Improving Project Permisions

Currently we have only one permision related to the project module, which gives a all permissions to the project module. Other users on the system have readonly full access to projects. So I see two drawbacks here:

  1. There are users on the system that must not access the project info, for example the current projects is not relevant to the accountant.
  2. There is no project user, which is only allowed to work on the existing tasks.

It will be great if we add a new “Project Group” which the following permissions:

  • Only users of this group can access the “Project Menu”
  • Users of this group can read and modify existing projects/tasks but can not create or delete them.

Comments and opinions are very welcome.

I don’t see any issue here. Projects are not critical information that should be hidden.
But of course, some field could be sensible but in that case it is a customization of the field access.

I’m not sure to understand what you mean. Encoding time-sheet does not require any access right on the project.

For me, this sentence contains contradictions.

Maybe we can provide a good defaults for this. .

For me working in the task means more than encoding timesheet, for example:

  • Describing what have been done in the description.
  • Marking the task as done

But also means:

  • Not being able to modify task planification.

Right, i mean, can read and modify, but not create or delete tasks/projects.

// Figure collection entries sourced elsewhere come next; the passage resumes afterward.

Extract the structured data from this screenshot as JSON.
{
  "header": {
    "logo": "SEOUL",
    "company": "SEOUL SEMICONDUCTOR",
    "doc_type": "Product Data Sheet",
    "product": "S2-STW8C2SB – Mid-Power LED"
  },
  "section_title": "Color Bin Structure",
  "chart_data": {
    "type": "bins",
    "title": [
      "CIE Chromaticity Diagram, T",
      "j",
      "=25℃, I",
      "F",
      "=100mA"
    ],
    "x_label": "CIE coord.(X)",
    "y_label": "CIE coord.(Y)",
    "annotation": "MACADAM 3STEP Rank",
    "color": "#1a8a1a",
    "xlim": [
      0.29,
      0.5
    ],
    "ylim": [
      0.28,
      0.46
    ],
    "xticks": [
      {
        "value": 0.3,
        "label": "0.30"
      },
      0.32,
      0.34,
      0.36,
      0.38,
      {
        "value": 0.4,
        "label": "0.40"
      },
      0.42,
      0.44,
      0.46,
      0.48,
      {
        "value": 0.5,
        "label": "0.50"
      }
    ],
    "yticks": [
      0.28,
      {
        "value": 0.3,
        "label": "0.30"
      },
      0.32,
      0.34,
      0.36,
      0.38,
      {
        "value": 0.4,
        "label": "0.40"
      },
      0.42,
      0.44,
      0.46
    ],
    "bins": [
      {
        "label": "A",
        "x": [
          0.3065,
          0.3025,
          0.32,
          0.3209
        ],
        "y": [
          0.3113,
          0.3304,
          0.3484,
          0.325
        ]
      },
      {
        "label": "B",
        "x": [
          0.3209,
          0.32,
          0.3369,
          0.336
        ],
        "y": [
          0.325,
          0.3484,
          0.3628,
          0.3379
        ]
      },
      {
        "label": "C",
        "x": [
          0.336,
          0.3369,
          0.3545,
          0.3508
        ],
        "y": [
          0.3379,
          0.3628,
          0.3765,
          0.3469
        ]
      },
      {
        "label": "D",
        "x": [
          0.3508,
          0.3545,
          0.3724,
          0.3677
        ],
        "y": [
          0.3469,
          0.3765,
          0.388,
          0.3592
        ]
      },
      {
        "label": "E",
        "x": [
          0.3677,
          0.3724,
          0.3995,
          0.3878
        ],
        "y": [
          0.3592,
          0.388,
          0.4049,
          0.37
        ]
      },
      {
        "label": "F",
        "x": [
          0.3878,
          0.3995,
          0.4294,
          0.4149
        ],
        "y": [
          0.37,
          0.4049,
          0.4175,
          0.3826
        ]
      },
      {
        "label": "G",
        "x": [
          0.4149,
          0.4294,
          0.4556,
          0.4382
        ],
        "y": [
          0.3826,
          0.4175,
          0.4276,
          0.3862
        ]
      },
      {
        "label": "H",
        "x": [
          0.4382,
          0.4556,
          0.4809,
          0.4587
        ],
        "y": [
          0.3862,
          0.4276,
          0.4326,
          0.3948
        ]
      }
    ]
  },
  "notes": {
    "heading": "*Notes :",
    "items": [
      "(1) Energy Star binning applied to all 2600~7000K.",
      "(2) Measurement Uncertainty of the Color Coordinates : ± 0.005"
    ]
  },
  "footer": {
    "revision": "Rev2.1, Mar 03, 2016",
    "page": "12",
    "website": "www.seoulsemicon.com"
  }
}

This should probably use the “Note” feature and so it doesn’t require write access on the record.

I think this should be done with buttons. And with issue5010, such button could not require write access.
But the difficulties is that there is no obvious work-flow for project/task, so maybe just displaying all available states as button is good enough.

I think it will be a mistake to give write access by default. Indeed I think we should avoid to have the need to write access by using other Models like timesheet, buttons or wizards.

One more thoughts, I think we could have a new module that allow to configure access rights per project/task. It could be a list of users for each accesses that are inherited by default from the parent. This could be managed with the record rules.

Just for future reference, this is not correct. The note feature requires create access on the model to create notes, and write access on the model to edit notes.

This should probably be improved by the new module I described.
So it could have a list of user who has the right to add notes/attachment.

Does this module exist? I can’t seem to find it anywhere

Hi Pedro, this feature is not yet implemented, so it’s normall that you did non find it anywhere.

But it will be great to extend this topic with your needs to see if there is something that can be improved.

Not much. We are going to use the project module to keep track of some internal projects that affect different areas and personel. Most of the users in the organization will be involved in at least one project (so almost all the users should have access granted to project/tasks) but most of them will just be interested in their own tasks and subprojects. Being able to limit the access rights would be nice.